Sleep: The Most Underrated Form of Medicine
Sleep plays a foundational role in hormone balance, blood sugar regulation, inflammation control, and cognitive clarity. Yet it’s often the first thing sacrificed.
During sleep, the body repairs tissue, regulates cortisol, and recalibrates metabolic processes. Chronic sleep deprivation raises stress hormones, intensifies cravings, and accelerates aging.
“Sleep isn’t optional,” Peggy emphasizes. “It’s biological maintenance.”
Simple practices like consistent bedtimes and morning sunlight exposure can help reset circadian rhythms and improve energy far more effectively than stimulants.
Blood Sugar, Mood, and the Energy Roller Coaster
Blood sugar instability is another often-overlooked contributor to fatigue and mood swings. Starting the day with sugar or refined carbohydrates can trigger spikes and crashes that ripple throughout the day.
Balanced meals — including protein, fiber, and healthy fats — help stabilize energy and support hormonal health. When blood sugar steadies, mental clarity and emotional resilience often follow.
Perimenopause: The Transition Women Aren’t Prepared For
Many women are surprised to learn that perimenopause can begin in their mid-30s. Hormonal fluctuations during this phase can cause anxiety, sleep disruption, hot flashes, irritability, and fatigue — often long before menopause itself.
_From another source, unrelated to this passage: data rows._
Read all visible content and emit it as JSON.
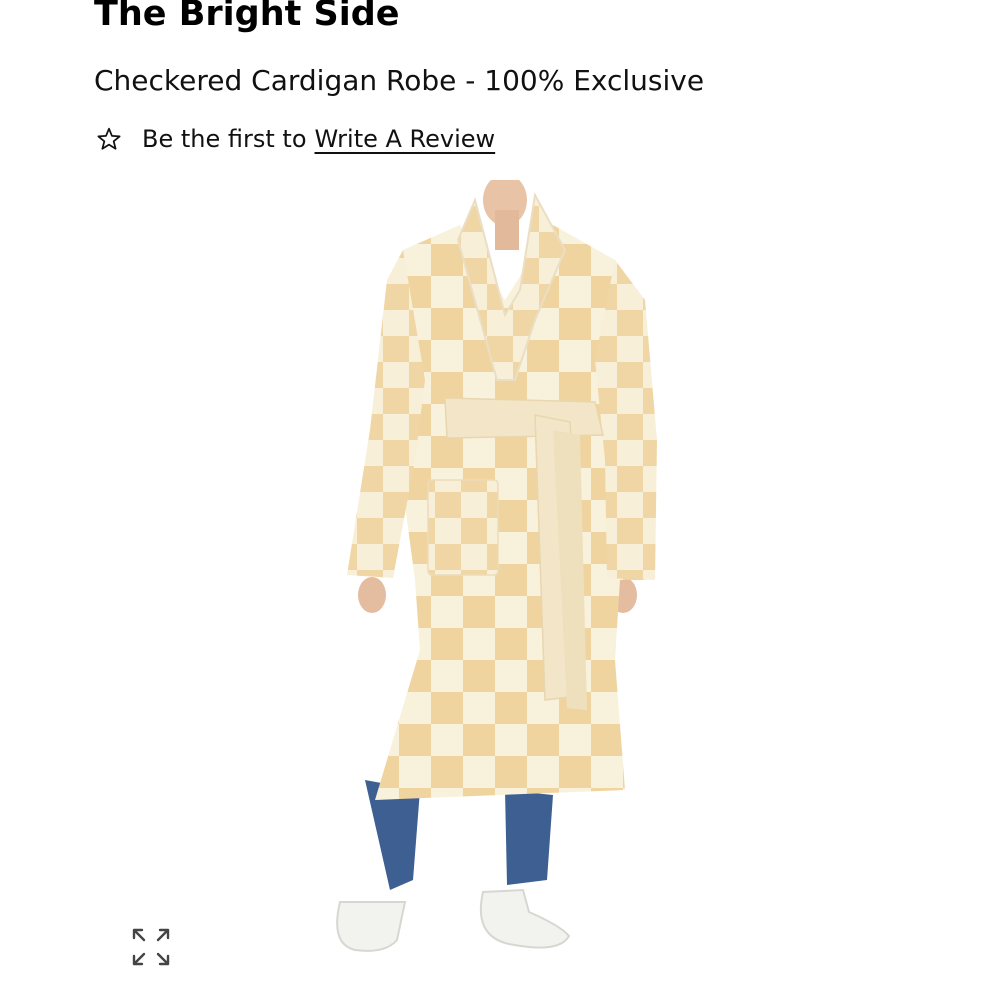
{
  "product": {
    "brand": "The Bright Side",
    "title": "Checkered Cardigan Robe - 100% Exclusive",
    "review_prompt": "Be the first to",
    "review_link": "Write A Review"
  },
  "icons": {
    "review_star": "star-outline-icon",
    "expand": "expand-arrows-icon"
  },
  "colors": {
    "robe_cream": "#f7efd7",
    "robe_tan": "#f0d6a4",
    "jeans": "#3e5f92",
    "text": "#111111"
  }
}
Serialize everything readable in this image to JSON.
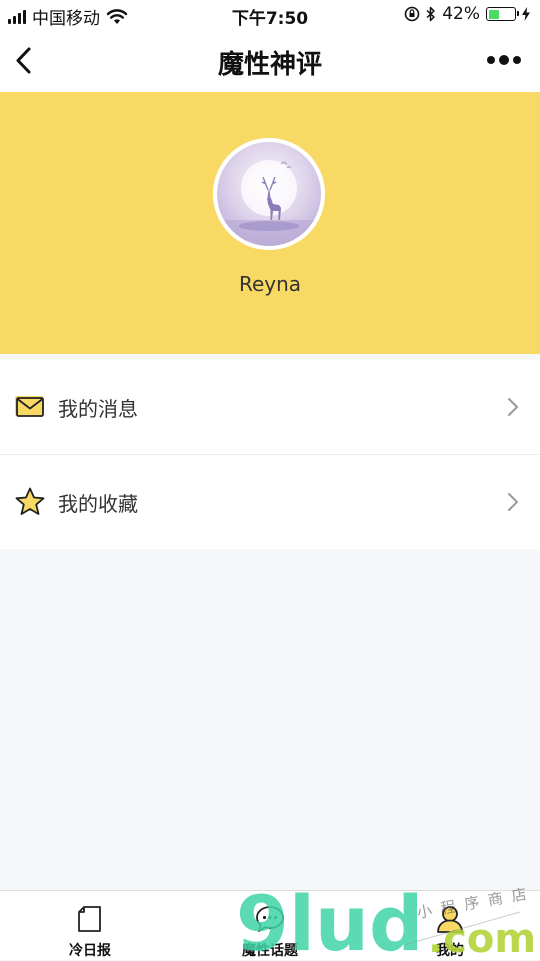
{
  "status_bar": {
    "carrier": "中国移动",
    "time": "下午7:50",
    "battery_percent": "42%",
    "battery_level": 0.42
  },
  "nav": {
    "title": "魔性神评"
  },
  "profile": {
    "username": "Reyna"
  },
  "menu": [
    {
      "label": "我的消息",
      "icon": "envelope-icon"
    },
    {
      "label": "我的收藏",
      "icon": "star-icon"
    }
  ],
  "tabs": [
    {
      "label": "冷日报",
      "icon": "document-icon"
    },
    {
      "label": "魔性话题",
      "icon": "chat-bubble-icon"
    },
    {
      "label": "我的",
      "icon": "user-icon",
      "active": true
    }
  ],
  "watermark": {
    "brand": "9lud",
    "domain": ".com",
    "tagline": "小程序商店"
  },
  "colors": {
    "header_bg": "#F8D964",
    "page_bg": "#F6F7F9",
    "accent": "#F5C542",
    "battery": "#4CD964"
  }
}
Understanding these shifts is empowering. When women know what’s happening in their bodies, they can work with those changes rather than feeling blindsided by them.
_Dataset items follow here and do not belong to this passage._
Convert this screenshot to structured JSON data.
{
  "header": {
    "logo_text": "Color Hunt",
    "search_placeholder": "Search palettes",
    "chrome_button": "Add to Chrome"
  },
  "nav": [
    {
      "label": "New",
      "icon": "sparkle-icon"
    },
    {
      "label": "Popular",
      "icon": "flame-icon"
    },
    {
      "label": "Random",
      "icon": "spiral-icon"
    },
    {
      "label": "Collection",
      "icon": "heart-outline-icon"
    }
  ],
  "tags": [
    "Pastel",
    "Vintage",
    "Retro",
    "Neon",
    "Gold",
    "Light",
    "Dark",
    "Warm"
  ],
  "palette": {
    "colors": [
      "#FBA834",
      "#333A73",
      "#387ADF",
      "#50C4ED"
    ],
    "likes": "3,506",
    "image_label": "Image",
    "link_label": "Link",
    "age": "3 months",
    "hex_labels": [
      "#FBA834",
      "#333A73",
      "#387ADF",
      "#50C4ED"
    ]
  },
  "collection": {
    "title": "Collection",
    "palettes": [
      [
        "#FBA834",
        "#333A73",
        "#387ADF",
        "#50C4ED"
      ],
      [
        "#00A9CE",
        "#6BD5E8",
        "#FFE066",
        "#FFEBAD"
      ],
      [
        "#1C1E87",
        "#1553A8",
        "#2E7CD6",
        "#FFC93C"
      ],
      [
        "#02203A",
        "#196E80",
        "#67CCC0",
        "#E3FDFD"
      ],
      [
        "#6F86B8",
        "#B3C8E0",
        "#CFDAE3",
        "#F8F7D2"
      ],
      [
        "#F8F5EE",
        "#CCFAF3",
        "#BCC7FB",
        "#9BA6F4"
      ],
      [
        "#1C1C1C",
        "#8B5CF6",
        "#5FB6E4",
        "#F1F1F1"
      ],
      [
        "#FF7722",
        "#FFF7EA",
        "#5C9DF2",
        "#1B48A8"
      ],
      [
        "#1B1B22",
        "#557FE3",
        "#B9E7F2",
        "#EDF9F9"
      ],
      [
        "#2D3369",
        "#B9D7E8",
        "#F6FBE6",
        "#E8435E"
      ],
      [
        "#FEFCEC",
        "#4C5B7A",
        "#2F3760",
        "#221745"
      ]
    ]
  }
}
“Aging doesn’t have to mean decline,” Peggy says. “With the right support, it can be a period of strength and self-trust.”
Functional Medicine and the Importance of Root Causes
Traditional medicine excels at acute care, but it often struggles with chronic, multi-system symptoms. Functional medicine focuses on prevention, balance, and interconnected systems — asking not just what is happening, but why.
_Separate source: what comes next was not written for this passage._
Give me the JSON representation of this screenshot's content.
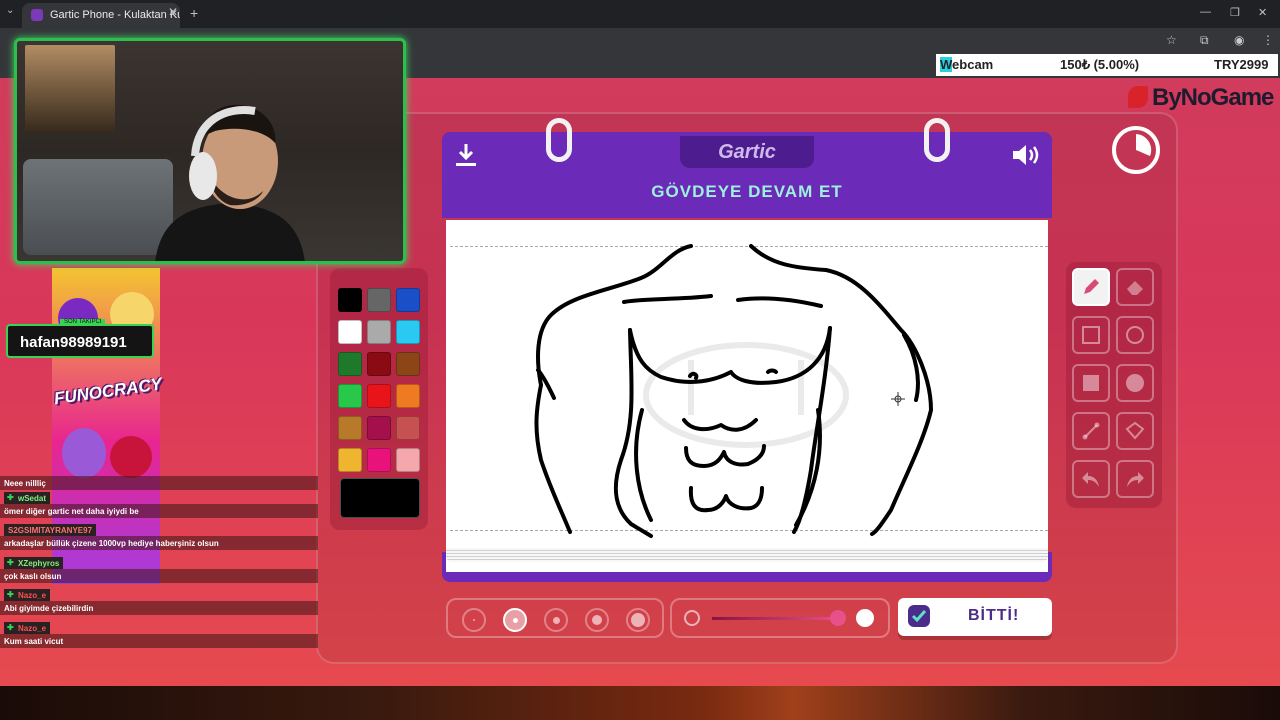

For Peggy, this approach revealed autoimmune thyroid issues that standard testing had missed. Addressing those imbalances changed everything.
“Functional and conventional care aren’t opposites,” she explains. “They’re complementary.”
A New Story About Women’s Health
Perhaps the most important message Peggy shares is this: feeling unwell is not a personal failure, and it’s not something women should quietly accept.
Fatigue, anxiety, weight changes, and brain fog are not signs of weakness. They are signals — invitations to listen more closely to the body’s needs.
“You’re not broken,” she says. “Your body is asking for support.”
What Peggy Wants Women to Remember
You don’t have to settle for survival mode. With understanding, patience, and the right information, it’s possible to feel energized, focused, and at home in your body again — at any age.